The German court is seeking guidance on whether schoolteachers must be asked for their consent before giving their lessons by online video. As the answer to this query depends on European data protection law, the CJEU’s decision will be of relevance throughout the entire EU.

In the wake of the Covid-19 crisis, home schooling has become a challenge for children, parents and teachers, not to mention the schools themselves. Educational institutions have to adapt their teaching concepts moving to distant learning and virtual classrooms. In doing so, they face legal uncertainties in many ways.

A case about the legitimacy of teachers’ personal data being electronically processed whilst giving online lessons is before the Administrative Court of Wiesbaden. There is no doubt about home schooling on online platforms involves personal data of both teachers and pupils being processed within the meaning of Article 4 No. 2 of the General Data Protection Regulation (GDPR). Accordingly, parents are commonly asked to give consent on behalf of their children.

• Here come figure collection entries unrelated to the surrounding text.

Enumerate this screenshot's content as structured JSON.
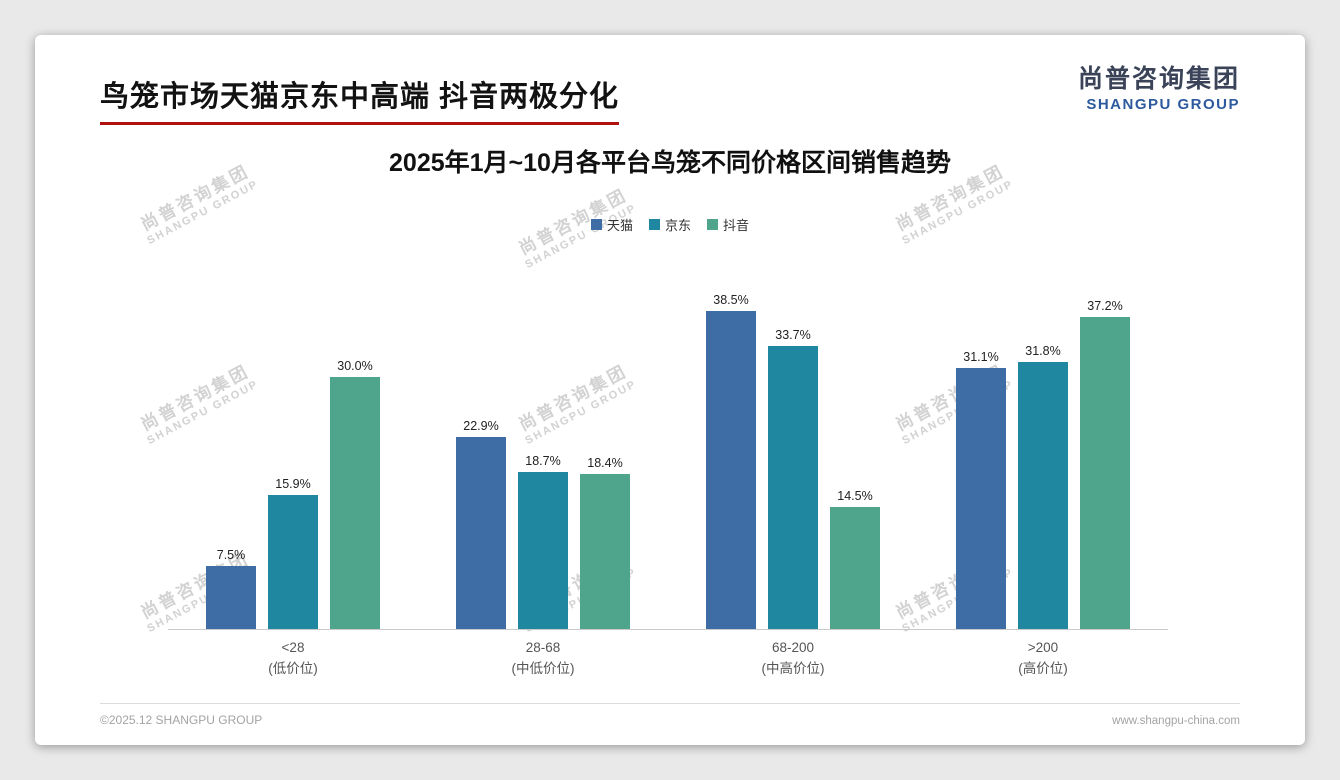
{
  "page": {
    "title": "鸟笼市场天猫京东中高端 抖音两极分化",
    "footer_left": "©2025.12 SHANGPU GROUP",
    "footer_right": "www.shangpu-china.com"
  },
  "logo": {
    "cn": "尚普咨询集团",
    "en": "SHANGPU GROUP"
  },
  "watermark": {
    "cn": "尚普咨询集团",
    "en": "SHANGPU GROUP"
  },
  "colors": {
    "tmall": "#3e6da5",
    "jd": "#1f87a0",
    "douyin": "#4ea58b",
    "title_underline": "#b01010",
    "logo_blue": "#2d5a9e"
  },
  "chart_data": {
    "type": "bar",
    "title": "2025年1月~10月各平台鸟笼不同价格区间销售趋势",
    "categories": [
      {
        "label": "<28",
        "sublabel": "(低价位)"
      },
      {
        "label": "28-68",
        "sublabel": "(中低价位)"
      },
      {
        "label": "68-200",
        "sublabel": "(中高价位)"
      },
      {
        "label": ">200",
        "sublabel": "(高价位)"
      }
    ],
    "series": [
      {
        "name": "天猫",
        "color": "#3e6da5",
        "values": [
          7.5,
          22.9,
          38.5,
          31.1
        ]
      },
      {
        "name": "京东",
        "color": "#1f87a0",
        "values": [
          15.9,
          18.7,
          33.7,
          31.8
        ]
      },
      {
        "name": "抖音",
        "color": "#4ea58b",
        "values": [
          30.0,
          18.4,
          14.5,
          37.2
        ]
      }
    ],
    "value_suffix": "%",
    "ylim": [
      0,
      40
    ],
    "grid": false,
    "legend_position": "top",
    "xlabel": "",
    "ylabel": ""
  }
}
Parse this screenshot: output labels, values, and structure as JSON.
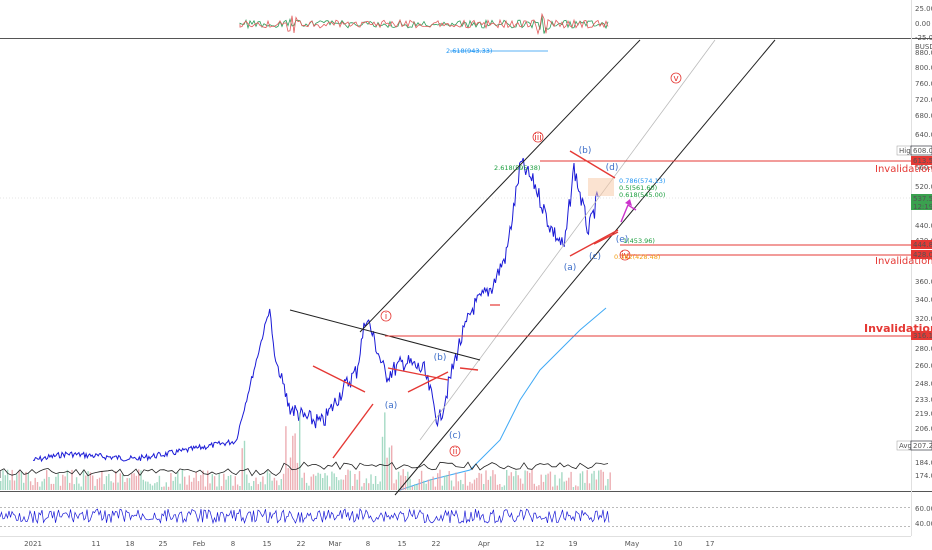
{
  "chart_data": {
    "type": "line",
    "title": "",
    "xlabel": "",
    "ylabel": "",
    "price_axis_ticks": [
      "BUSD",
      "880.00",
      "800.00",
      "760.00",
      "720.00",
      "680.00",
      "640.00",
      "600.00",
      "560.00",
      "520.00",
      "480.00",
      "440.00",
      "420.00",
      "390.00",
      "360.00",
      "340.00",
      "320.00",
      "300.00",
      "280.00",
      "260.00",
      "248.00",
      "233.00",
      "219.00",
      "206.00",
      "195.00",
      "184.00",
      "174.00"
    ],
    "time_axis_ticks": [
      "2021",
      "11",
      "18",
      "25",
      "Feb",
      "8",
      "15",
      "22",
      "Mar",
      "8",
      "15",
      "22",
      "Apr",
      "12",
      "19",
      "May",
      "10",
      "17"
    ],
    "top_osc_ticks": [
      "25.00",
      "0.00",
      "-25.00"
    ],
    "bottom_osc_ticks": [
      "60.00",
      "40.00"
    ],
    "price_labels": [
      {
        "text": "High",
        "value": "608.00",
        "color": "#131722"
      },
      {
        "text": "613.50",
        "value": "",
        "color": "#e53935"
      },
      {
        "text": "537.57",
        "value": "12:19",
        "color": "#3aa14f"
      },
      {
        "text": "444.83",
        "value": "",
        "color": "#e53935"
      },
      {
        "text": "428.00",
        "value": "",
        "color": "#e53935"
      },
      {
        "text": "316.10",
        "value": "",
        "color": "#e53935"
      },
      {
        "text": "Avg",
        "value": "207.27",
        "color": "#131722"
      }
    ],
    "invalidation_labels": [
      "Invalidation",
      "Invalidation",
      "Invalidation"
    ],
    "wave_labels_circled": [
      "i",
      "ii",
      "iii",
      "iv",
      "v"
    ],
    "wave_labels_abc": [
      "(a)",
      "(b)",
      "(c)",
      "(a)",
      "(b)",
      "(c)",
      "(d)",
      "(e)"
    ],
    "fib_labels": [
      {
        "text": "2.618(943.33)",
        "color": "#2196f3"
      },
      {
        "text": "2.618(595.38)",
        "color": "#1b9e3e"
      },
      {
        "text": "0.786(574.13)",
        "color": "#2196f3"
      },
      {
        "text": "0.5(561.60)",
        "color": "#1b9e3e"
      },
      {
        "text": "0.618(545.00)",
        "color": "#1b9e3e"
      },
      {
        "text": "1(453.96)",
        "color": "#1b9e3e"
      },
      {
        "text": "0.382(428.48)",
        "color": "#f39c12"
      }
    ],
    "series": [
      {
        "x": [
          "2021-01-01",
          "2021-01-08",
          "2021-01-15",
          "2021-01-22",
          "2021-01-29",
          "2021-02-05",
          "2021-02-12",
          "2021-02-19",
          "2021-02-20",
          "2021-02-23",
          "2021-02-26",
          "2021-03-02",
          "2021-03-06",
          "2021-03-09",
          "2021-03-11",
          "2021-03-15",
          "2021-03-19",
          "2021-03-23",
          "2021-03-26",
          "2021-03-30",
          "2021-04-02",
          "2021-04-06",
          "2021-04-09",
          "2021-04-12",
          "2021-04-15",
          "2021-04-18",
          "2021-04-21",
          "2021-04-23",
          "2021-04-26",
          "2021-04-28"
        ],
        "values": [
          195,
          200,
          198,
          196,
          200,
          205,
          210,
          350,
          290,
          240,
          230,
          225,
          255,
          275,
          340,
          270,
          285,
          275,
          225,
          300,
          350,
          380,
          430,
          610,
          560,
          480,
          440,
          600,
          470,
          537
        ]
      }
    ]
  }
}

With regards to teachers the situation is less clear. There might be options other than 'consent' to justify teachers’ personal data being processed. You could argue that the data processing is an essential part of their duty to fulfil their contractual obligations under the teaching contract. This is what the court in Wiesbaden is to decide.

The question concerns the employee data being processed in the context of work. According to Article 88 of the GDPR, member states are allowed to enact domestic provisions in this field. However, the national law must still comply with the overall principles set out in the GDPR. This is why the spectrum of possible justifications listed in Article 6 GDPR is also of relevance for national legislators and courts.

The domestic law to be reviewed against the background of the GDPR is Section 23 of the Hessian Data Protection and Freedom of Information Act (HDSIG). It states that personal data of employees may be processed "for the purposes of the employment relationship". However, this is only the case if the data processing is necessary "after the employment relationship has been established for its implementation, termination or settlement". There is no further specification or guidance on how Sec. 23 HDSIG is to be interpreted or applied. This is why the judges asked the CJEU for further guidance.

The CJEU's decision will be significant for all EU member states with similar data protection regulations. The ruling will not only impact schools - it can also be extended to employment relationships in businesses all across the EU. This is particularly important as the Covid-19 pandemic has made companies more dependent than ever on video conference systems. Therefore, the case brought up to the CJEU will clearly set a precedent for many constellations of similar kind.

The problem rests on the structure of the GDPR and its interplay with domestic privacy laws. In certain areas, and employment relations is one of them, the GDPR leaves room for domestic legislation. National laws such as the German Federal Data Protection Act (BDSG) did not become obsolete when the GDPR came into force. Those laws had to be revised in order to fill the gaps the GDPR has left. In federal states like Germany, there is even a third layer of data privacy legislation. However, these laws must also be in line with the GDPR.

The important question that the CJEU must now address is: what substantive requirements must a domestic provision fulfil in order to be a "specific provision" within the meaning of Articvle 88(1) GDPR? In addition, according to the Wiesbaden Administrative Court, the CJEU must clarify whether a national provision not meeting these requirements may still be applied.

Online teaching is new to many teachers, schools and educational institutions and there is uncertainty about how it should work, and there are concerns about data leaks and misuse. In addition, there are the imponderables that the Schrems II decision of the CJEU has brought with it. This is precisely why it is important to create legal certainty at this point. This includes putting data processing on the 'right' basis. The permissive elements of Article 6 GDPR must be taken into account when processing personal data. The school system is just one among many examples of this.